Surtout, ce modèle se voit constamment affiné grâce aux données de qualités recueillies durant la période écoulée sur le territoire scindé en «zones». «En fait, détaille Donat Fäh, comme pour les scénarios climatiques, on recourt même à quatre modèles de simulation au lieu d’un seul, que l’on croise pour faire nos analyses», dont la précision ne cesse de croître: «Il existe une incertitude aléatoire, liée à la précision des mesures. On doit vivre avec. Mais il y a aussi une incertitude épistémique. Elle dépend de tout ce qu’on ne connaît pas encore, sur les modèles notamment. Or les travaux des vingt prochaines années nous aideront à la réduire.» Et permettront peut-être de fournir, plus qu’un simple avis sur les aléas sismiques, une carte directement utile: celles des risques.
«Une telle carte, qui livrerait des chiffres concrets (un nombre de morts possibles ou des dégâts en millions de francs), n’existe pour l’heure pas en Suisse, admet Donat Fäh. Elle sera une combinaison de diverses composantes (nature exacte du sol, distribution des bâtiments et des habitants, vulnérabilité des constructions, précision des modèles).» En attendant, le SED livre deux cartes inédites, en plus de celles des aléas sismiques. L’une montrant les conséquences engendrées localement par des séismes de différentes amplitudes sur les déplacements du sol. L’autre indiquant la fréquence des séismes à partir d’une certaine magnitude. Toutes trois sont consultable sur Internet.

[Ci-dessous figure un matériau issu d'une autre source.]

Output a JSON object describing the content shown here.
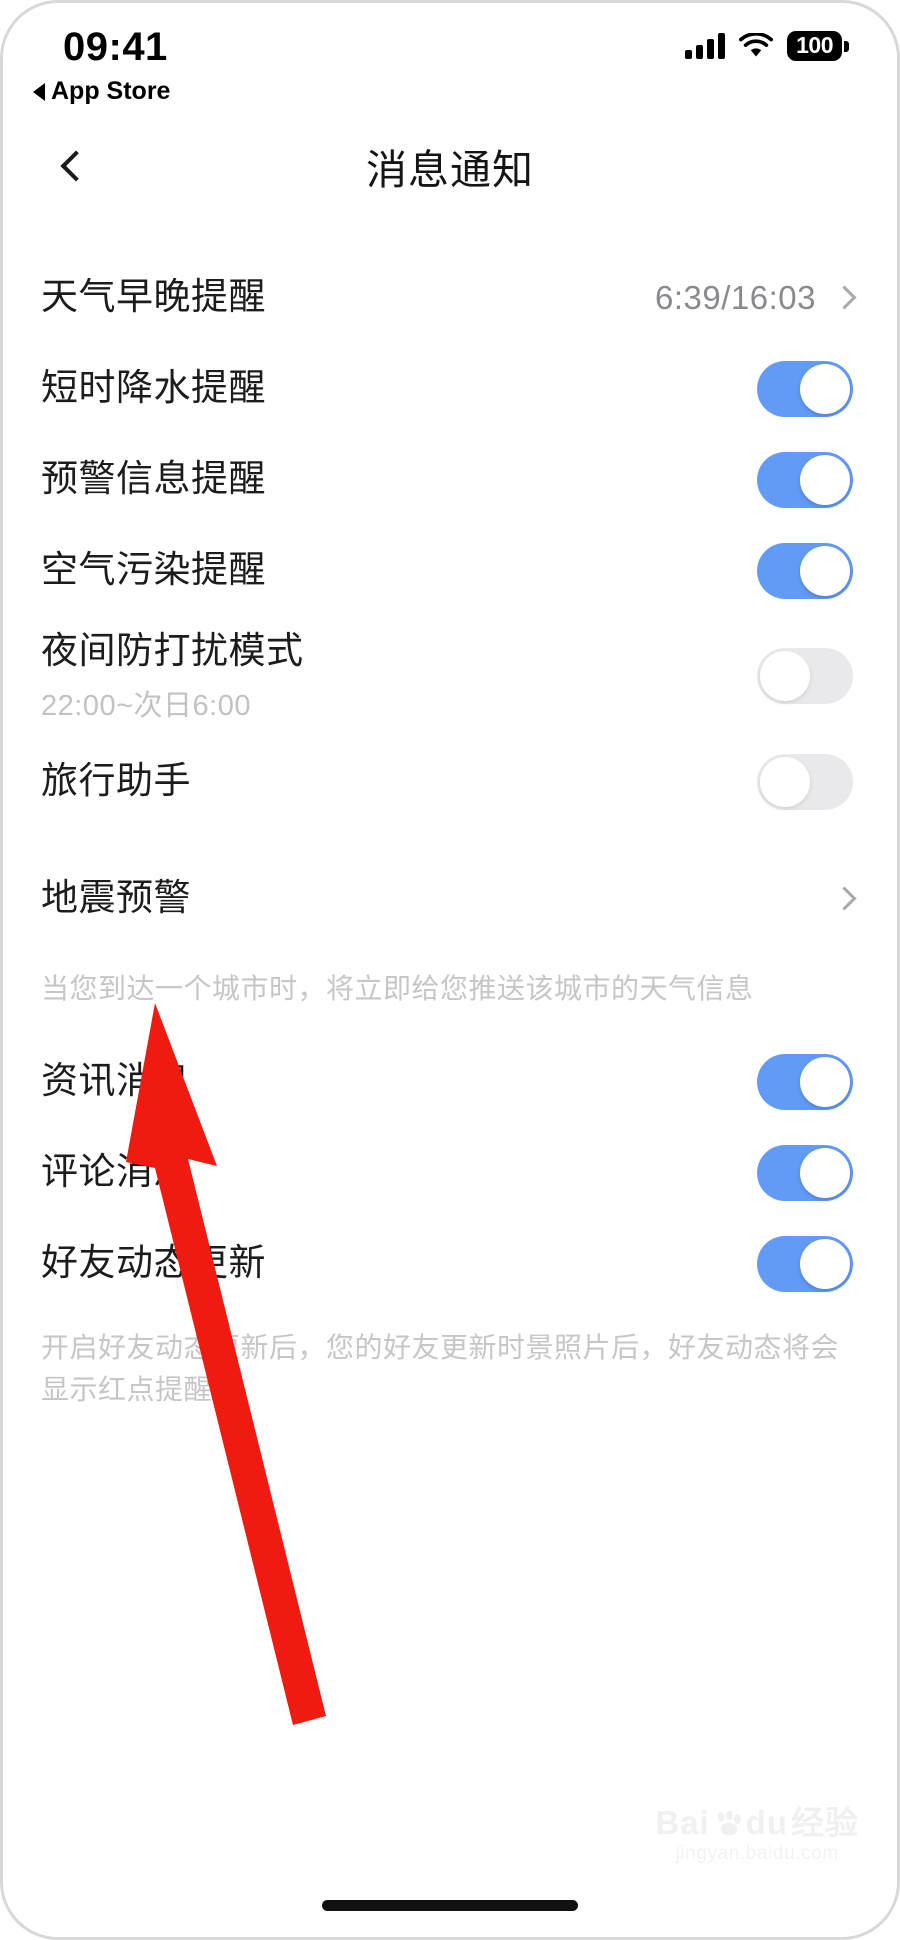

Ces cartes actualisées intéressent particulièrement les ingénieurs architectes, car elles déterminent la norme parasismique SIA 261. «Les différences par rapport à 2004 ne sont pas d’ordre à imposer une refonte de cette norme», dit Blaise Duvernay, responsable mitigation des séismes à l’Office fédéral de l’environnement. Cela dit, nous utilisons ces aléas sismiques pour évaluer nos recommandations de construction. Si celles-ci s’avèrent correctes, voire peu conservatrices, pour les petits bâtiments, telles les villas, toutefois déjà bien robustes, elles sont très conservatrices pour les hauts buildings. Nous allons lancer des évaluations plus poussées, en fonction des divers types de sols.»
Parmi les constructions les plus à risques figurent les centrales nucléaires. Interrogé sur le sujet, Stefan Wiemer a renvoyé au rapport Pegasos Refinement, du nom de cette expertise «réalisée de manière indépendante du SED» pour le compte de l’Inspection fédérale de la sécurité nucléaire (IFSN), et dont les résultats devraient être divulgués sous peu. «Mais nous sommes dans le même pays, nous comparons nos résultats…», glisse Stefan Wiemer.
La publication de cette carte tombe par ailleurs en plein débat, en Suisse, au sujet d’une «assurance tremblements de terre obligatoire» pour les bâtiments. Le conseiller aux Etats valaisan Jean-René Fournier a déposé une motion en ce sens en 2011. «L’avantage d’une telle assurance serait d’instaurer un système de solidarité permettant d’avoir des primes basses, et de mettre en place une organisation commune pour le traitement, souvent complexe, des dommages dus au séisme», dit Blaise Duvernay.
Après une consultation des cantons, montrant que 20 d’entre eux étaient favorables à la mise en place d’une telle assurance séismes, le Conseil fédéral, en juin 2014, a néanmoins proposé de classer ladite motion. «Le Parlement devrait statuer en décembre», dit Jean-René Fournier. Par ailleurs, la conseillère nationale bâloise Susanne Leutenegger Oberholzer avait aussi déposé une initiative parlementaire promouvant… la même assurance. La publication de cette carte des aléas va-t-elle changer la donne? «Pas forcément, juge Jean-René Fournier. Mais tout cela va réactiver la prise de conscience qu’un risque sismique existe bel et bien en Suisse.»